During a campaign rally in Iowa, Trump, the front-runner in the race for the Republican presidential nomination, doubled down on his anti-immigrant remarks before refuting that they had been inspired by the manifesto of Nazi leader Adolf Hitler.
“They’re destroying the blood of our country. That’s what they’re doing. They’re destroying our country,” Trump said. “They don’t like it when I say that. And I never read Mein Kampf.”
Trump went on to argue that Hitler’s anti-immigrant comments were made “in a much different way.”
Hitler wrote in 1925 that “all great cultures of the past perished only because the original creative race died out from blood poisoning.”
Trump initially received widespread condemnation following a rally in New Hampshire on Saturday where he made a similar statement.

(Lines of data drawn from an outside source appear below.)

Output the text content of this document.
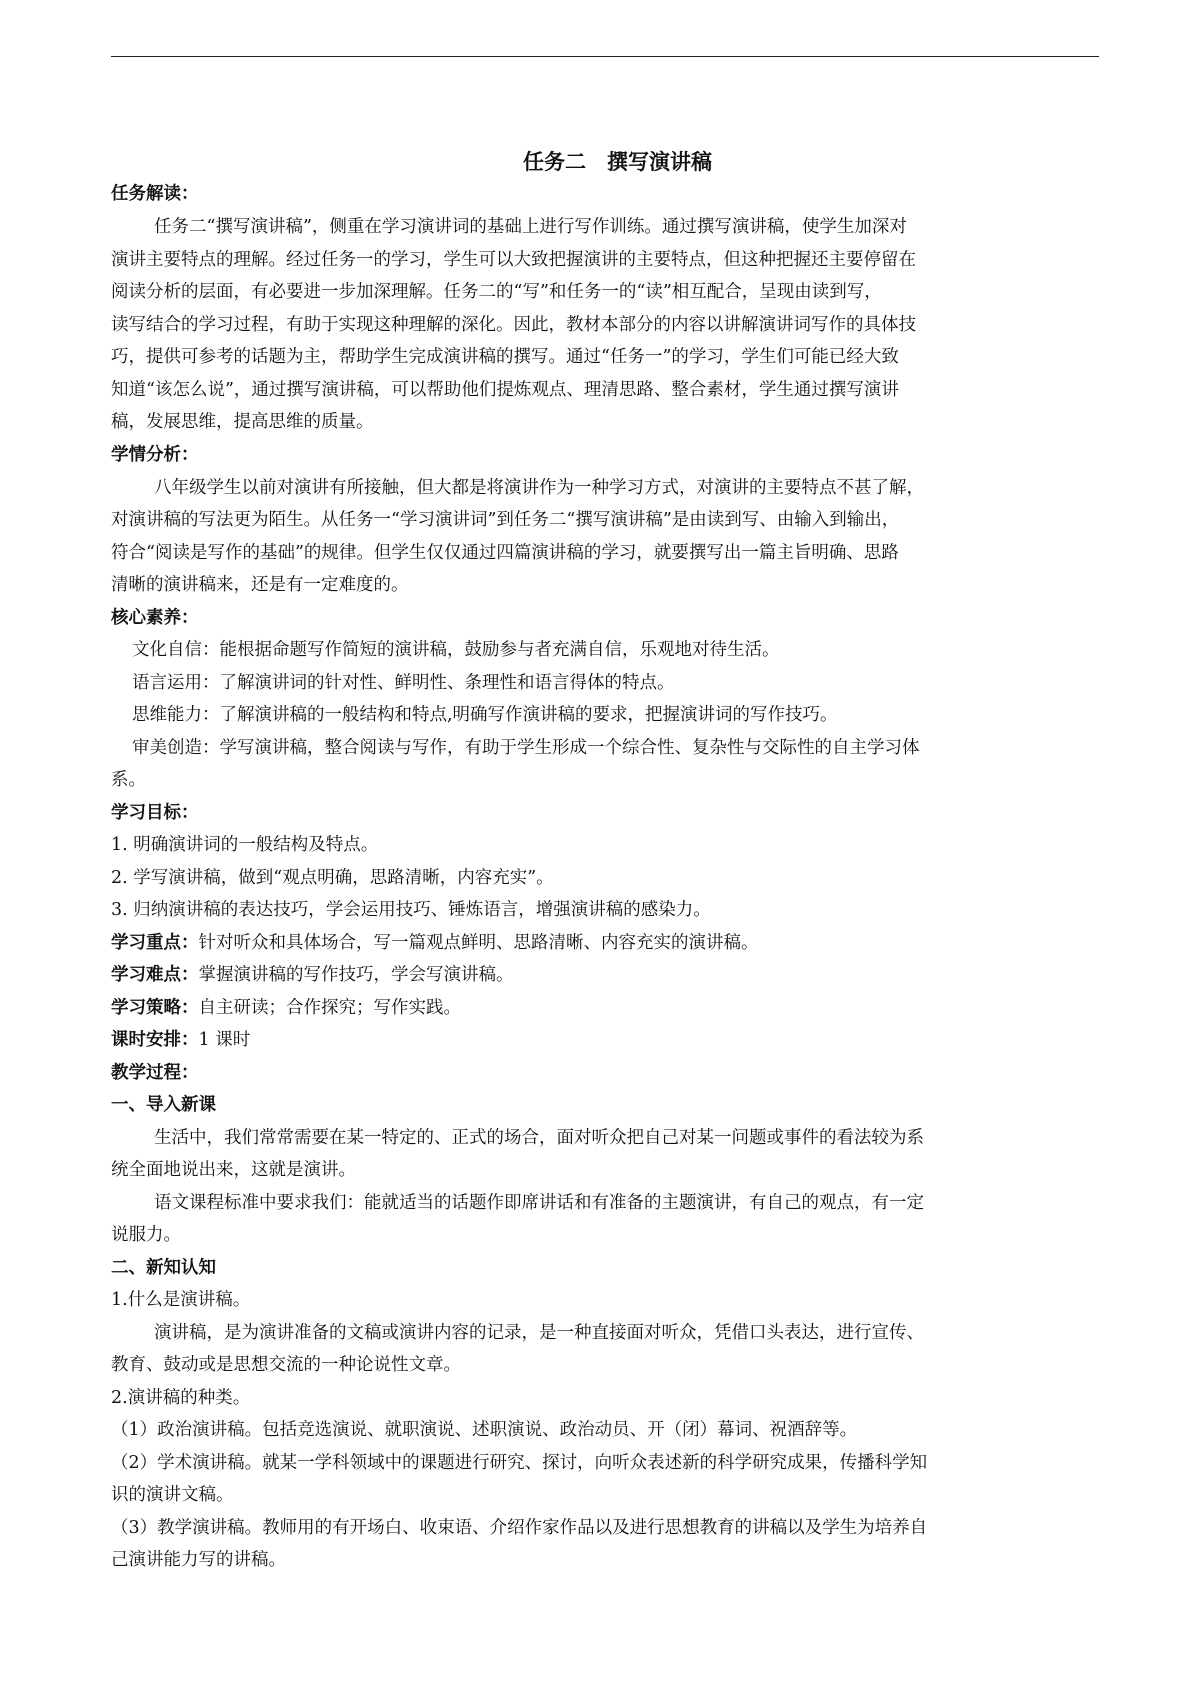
任务二　撰写演讲稿
任务解读：
任务二“撰写演讲稿”，侧重在学习演讲词的基础上进行写作训练。通过撰写演讲稿，使学生加深对
演讲主要特点的理解。经过任务一的学习，学生可以大致把握演讲的主要特点，但这种把握还主要停留在
阅读分析的层面，有必要进一步加深理解。任务二的“写”和任务一的“读”相互配合，呈现由读到写，
读写结合的学习过程，有助于实现这种理解的深化。因此，教材本部分的内容以讲解演讲词写作的具体技
巧，提供可参考的话题为主，帮助学生完成演讲稿的撰写。通过“任务一”的学习，学生们可能已经大致
知道“该怎么说”，通过撰写演讲稿，可以帮助他们提炼观点、理清思路、整合素材，学生通过撰写演讲
稿，发展思维，提高思维的质量。
学情分析：
八年级学生以前对演讲有所接触，但大都是将演讲作为一种学习方式，对演讲的主要特点不甚了解，
对演讲稿的写法更为陌生。从任务一“学习演讲词”到任务二“撰写演讲稿”是由读到写、由输入到输出，
符合“阅读是写作的基础”的规律。但学生仅仅通过四篇演讲稿的学习，就要撰写出一篇主旨明确、思路
清晰的演讲稿来，还是有一定难度的。
核心素养：
文化自信：能根据命题写作简短的演讲稿，鼓励参与者充满自信，乐观地对待生活。
语言运用：了解演讲词的针对性、鲜明性、条理性和语言得体的特点。
思维能力：了解演讲稿的一般结构和特点,明确写作演讲稿的要求，把握演讲词的写作技巧。
审美创造：学写演讲稿，整合阅读与写作，有助于学生形成一个综合性、复杂性与交际性的自主学习体
系。
学习目标：
1. 明确演讲词的一般结构及特点。
2. 学写演讲稿，做到“观点明确，思路清晰，内容充实”。
3. 归纳演讲稿的表达技巧，学会运用技巧、锤炼语言，增强演讲稿的感染力。
学习重点：针对听众和具体场合，写一篇观点鲜明、思路清晰、内容充实的演讲稿。
学习难点：掌握演讲稿的写作技巧，学会写演讲稿。
学习策略：自主研读；合作探究；写作实践。
课时安排：1 课时
教学过程：
一、导入新课
生活中，我们常常需要在某一特定的、正式的场合，面对听众把自己对某一问题或事件的看法较为系
统全面地说出来，这就是演讲。
语文课程标准中要求我们：能就适当的话题作即席讲话和有准备的主题演讲，有自己的观点，有一定
说服力。
二、新知认知
1.什么是演讲稿。
演讲稿，是为演讲准备的文稿或演讲内容的记录，是一种直接面对听众，凭借口头表达，进行宣传、
教育、鼓动或是思想交流的一种论说性文章。
2.演讲稿的种类。
（1）政治演讲稿。包括竞选演说、就职演说、述职演说、政治动员、开（闭）幕词、祝酒辞等。
（2）学术演讲稿。就某一学科领域中的课题进行研究、探讨，向听众表述新的科学研究成果，传播科学知
识的演讲文稿。
（3）教学演讲稿。教师用的有开场白、收束语、介绍作家作品以及进行思想教育的讲稿以及学生为培养自
己演讲能力写的讲稿。
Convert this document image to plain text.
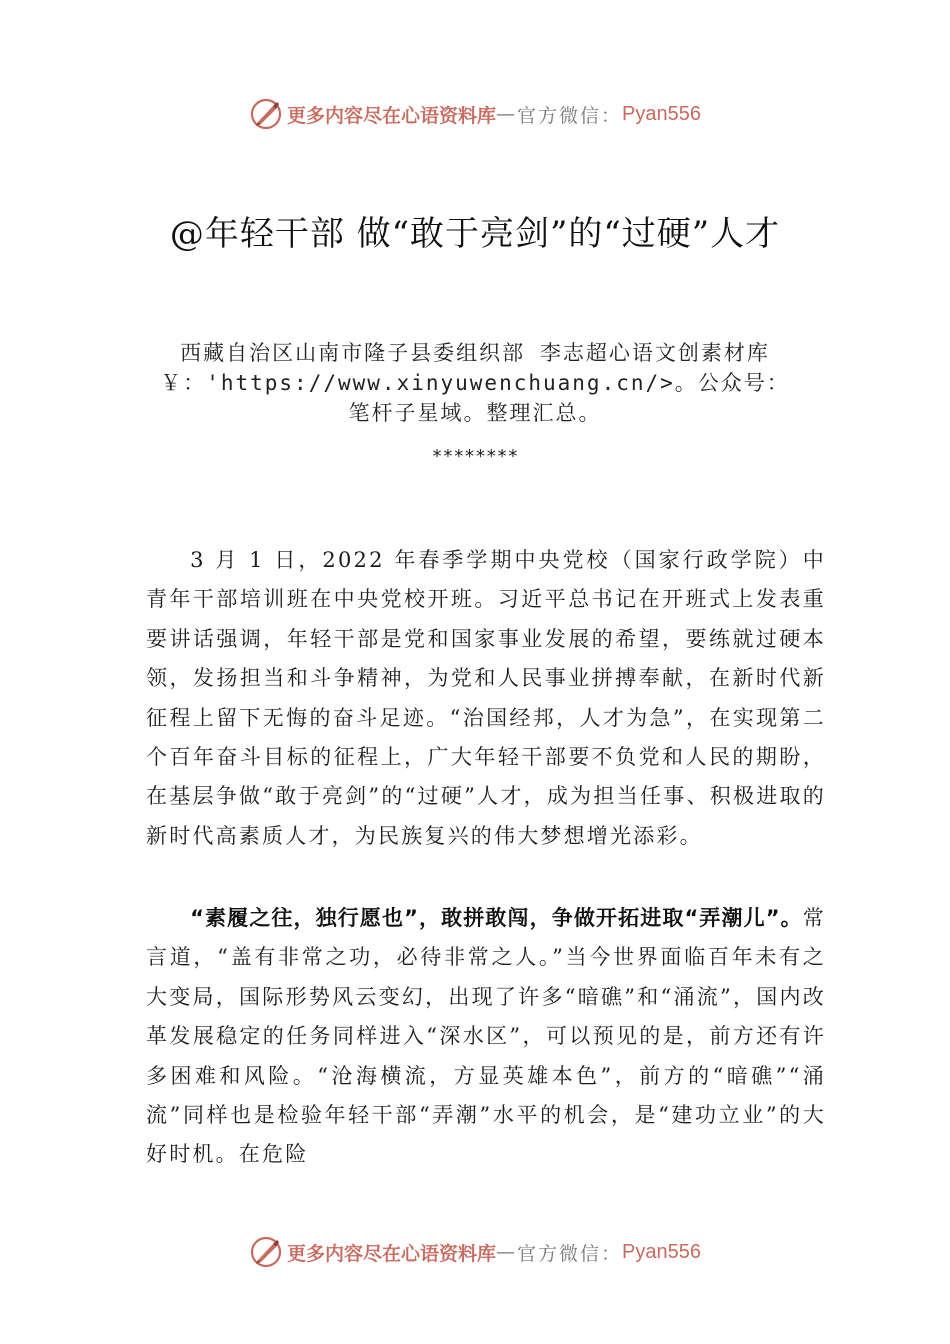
更多内容尽在心语资料库 — 官方微信： Pyan556
@年轻干部 做“敢于亮剑”的“过硬”人才
西藏自治区山南市隆子县委组织部 李志超心语文创素材库￥：'https://www.xinyuwenchuang.cn/>。公众号：笔杆子星域。整理汇总。
********

3 月 1 日，2022 年春季学期中央党校（国家行政学院）中青年干部培训班在中央党校开班。习近平总书记在开班式上发表重要讲话强调，年轻干部是党和国家事业发展的希望，要练就过硬本领，发扬担当和斗争精神，为党和人民事业拼搏奉献，在新时代新征程上留下无悔的奋斗足迹。“治国经邦，人才为急”，在实现第二个百年奋斗目标的征程上，广大年轻干部要不负党和人民的期盼，在基层争做“敢于亮剑”的“过硬”人才，成为担当任事、积极进取的新时代高素质人才，为民族复兴的伟大梦想增光添彩。

“素履之往，独行愿也”，敢拼敢闯，争做开拓进取“弄潮儿”。常言道，“盖有非常之功，必待非常之人。”当今世界面临百年未有之大变局，国际形势风云变幻，出现了许多“暗礁”和“涌流”，国内改革发展稳定的任务同样进入“深水区”，可以预见的是，前方还有许多困难和风险。“沧海横流，方显英雄本色”，前方的“暗礁”“涌流”同样也是检验年轻干部“弄潮”水平的机会，是“建功立业”的大好时机。在危险

更多内容尽在心语资料库 — 官方微信： Pyan556
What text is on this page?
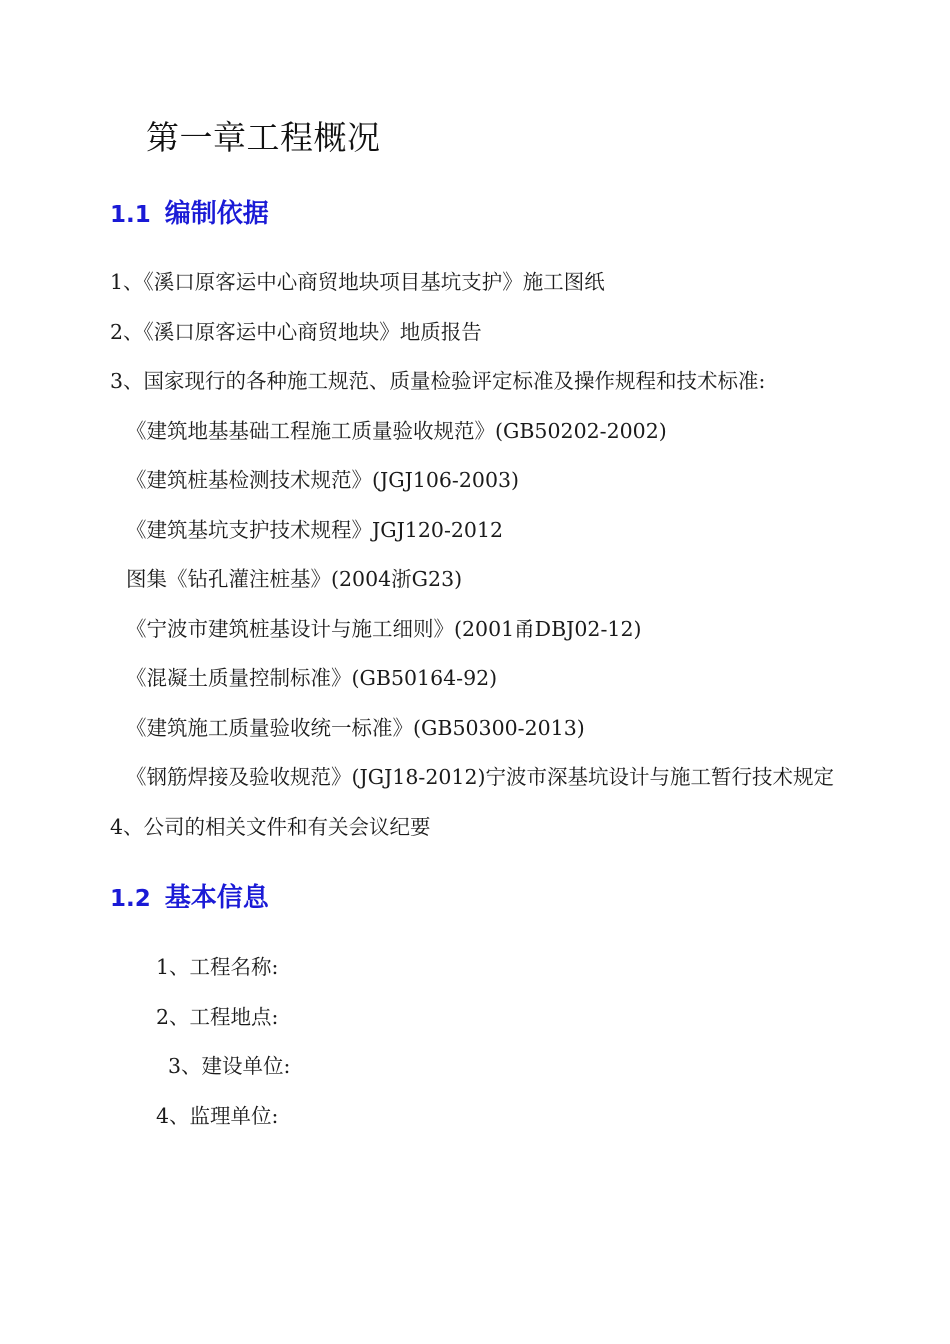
第一章工程概况
1.1 编制依据
1、《溪口原客运中心商贸地块项目基坑支护》施工图纸
2、《溪口原客运中心商贸地块》地质报告
3、国家现行的各种施工规范、质量检验评定标准及操作规程和技术标准:
《建筑地基基础工程施工质量验收规范》(GB50202-2002)
《建筑桩基检测技术规范》(JGJ106-2003)
《建筑基坑支护技术规程》JGJ120-2012
图集《钻孔灌注桩基》(2004浙G23)
《宁波市建筑桩基设计与施工细则》(2001甬DBJ02-12)
《混凝土质量控制标准》(GB50164-92)
《建筑施工质量验收统一标准》(GB50300-2013)
《钢筋焊接及验收规范》(JGJ18-2012)宁波市深基坑设计与施工暂行技术规定
4、公司的相关文件和有关会议纪要
1.2 基本信息
1、工程名称:
2、工程地点:
3、建设单位:
4、监理单位:
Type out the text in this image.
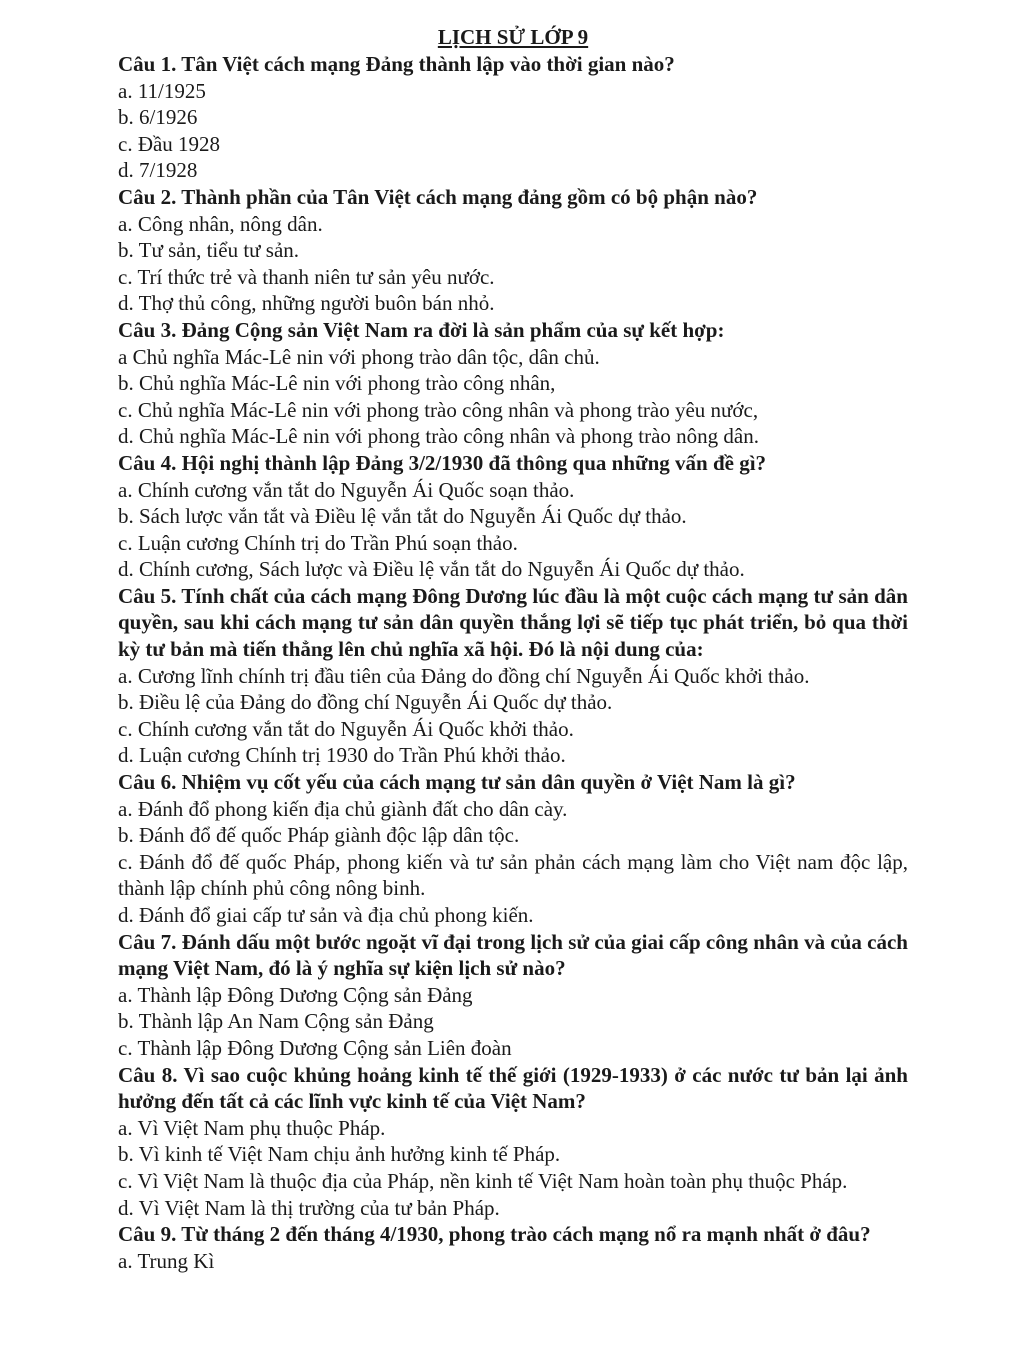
LỊCH SỬ LỚP 9

Câu 1. Tân Việt cách mạng Đảng thành lập vào thời gian nào?

a. 11/1925

b. 6/1926

c. Đầu 1928

d. 7/1928

Câu 2. Thành phần của Tân Việt cách mạng đảng gồm có bộ phận nào?

a. Công nhân, nông dân.

b. Tư sản, tiểu tư sản.

c. Trí thức trẻ và thanh niên tư sản yêu nước.

d. Thợ thủ công, những người buôn bán nhỏ.

Câu 3. Đảng Cộng sản Việt Nam ra đời là sản phẩm của sự kết hợp:

a Chủ nghĩa Mác-Lê nin với phong trào dân tộc, dân chủ.

b. Chủ nghĩa Mác-Lê nin với phong trào công nhân,

c. Chủ nghĩa Mác-Lê nin với phong trào công nhân và phong trào yêu nước,

d. Chủ nghĩa Mác-Lê nin với phong trào công nhân và phong trào nông dân.

Câu 4. Hội nghị thành lập Đảng 3/2/1930 đã thông qua những vấn đề gì?

a. Chính cương vắn tắt do Nguyễn Ái Quốc soạn thảo.

b. Sách lược vắn tắt và Điều lệ vắn tắt do Nguyễn Ái Quốc dự thảo.

c. Luận cương Chính trị do Trần Phú soạn thảo.

d. Chính cương, Sách lược và Điều lệ vắn tắt do Nguyễn Ái Quốc dự thảo.

Câu 5. Tính chất của cách mạng Đông Dương lúc đầu là một cuộc cách mạng tư sản dân quyền, sau khi cách mạng tư sản dân quyền thắng lợi sẽ tiếp tục phát triển, bỏ qua thời kỳ tư bản mà tiến thẳng lên chủ nghĩa xã hội. Đó là nội dung của:

a. Cương lĩnh chính trị đầu tiên của Đảng do đồng chí Nguyễn Ái Quốc khởi thảo.

b. Điều lệ của Đảng do đồng chí Nguyễn Ái Quốc dự thảo.

c. Chính cương vắn tắt do Nguyễn Ái Quốc khởi thảo.

d. Luận cương Chính trị 1930 do Trần Phú khởi thảo.

Câu 6. Nhiệm vụ cốt yếu của cách mạng tư sản dân quyền ở Việt Nam là gì?

a. Đánh đổ phong kiến địa chủ giành đất cho dân cày.

b. Đánh đổ đế quốc Pháp giành độc lập dân tộc.

c. Đánh đổ đế quốc Pháp, phong kiến và tư sản phản cách mạng làm cho Việt nam độc lập, thành lập chính phủ công nông binh.

d. Đánh đổ giai cấp tư sản và địa chủ phong kiến.

Câu 7. Đánh dấu một bước ngoặt vĩ đại trong lịch sử của giai cấp công nhân và của cách mạng Việt Nam, đó là ý nghĩa sự kiện lịch sử nào?

a. Thành lập Đông Dương Cộng sản Đảng

b. Thành lập An Nam Cộng sản Đảng

c. Thành lập Đông Dương Cộng sản Liên đoàn

Câu 8. Vì sao cuộc khủng hoảng kinh tế thế giới (1929-1933) ở các nước tư bản lại ảnh hưởng đến tất cả các lĩnh vực kinh tế của Việt Nam?

a. Vì Việt Nam phụ thuộc Pháp.

b. Vì kinh tế Việt Nam chịu ảnh hưởng kinh tế Pháp.

c. Vì Việt Nam là thuộc địa của Pháp, nền kinh tế Việt Nam hoàn toàn phụ thuộc Pháp.

d. Vì Việt Nam là thị trường của tư bản Pháp.

Câu 9. Từ tháng 2 đến tháng 4/1930, phong trào cách mạng nổ ra mạnh nhất ở đâu?

a. Trung Kì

“They let—I think the real number is 15, 16 million people into our country. When they do that, we got a lot of work to do. They’re poisoning the blood of our country,” Trump said. “That’s what they’ve done. They poison mental institutions and prisons all over the world, not just in South America, not just to three or four countries that we think about, but all over the world. They’re coming into our country from Africa, from Asia, all over the world.”
Shortly after in an all-caps statement on Truth Social, Trump again mentioned the term “poisoning” when referring to immigration.
“ILLEGAL IMMIGRATION IS POISONING THE BLOOD OF OUR NATION. THEY’RE COMING FROM PRISONS, FROM MENTAL INSTITUTIONS — FROM ALL OVER THE WORLD. WITHOUT BORDERS & FAIR ELECTIONS, YOU DON’T HAVE A COUNTRY. MAKE AMERICA GREAT AGAIN!”
In response to Trump, the campaign for President Joe Biden sent out an email comparing him to both Hitler and fascist Italian dictator Benito Mussolini.
“Donald Trump is parroting autocrats like Hitler and Mussolini, claiming that immigrants are ‘poisoning the blood of our country’ and calling his political enemies ‘vermin,'” the campaign email said.
Yet Trump’s denial on Tuesday of ever having read Hitler’s writings is being called into question. A resurfaced article written by Vanity Fair in 1990 detailed how Trump’s first wife had reportedly told her lawyer that Trump kept a book of Hitler’s speeches in a bedside table.
It also revived a favorite meme of the internet, where someone insisting something isn’t true usually means it isn’t.
Others joked if he hadn’t, it was downright impressive.
Trump’s comments come as numerous polls show him defeating not only his fellow Republicans but Biden as well. On Tuesday, however, the Colorado Supreme Court ruled that Trump would be removed from the state’s ballot. The ruling argued that the 14th Amendment’s ban on insurrectionists holding public office barred Trump from running due to the events of Jan. 6, 2021.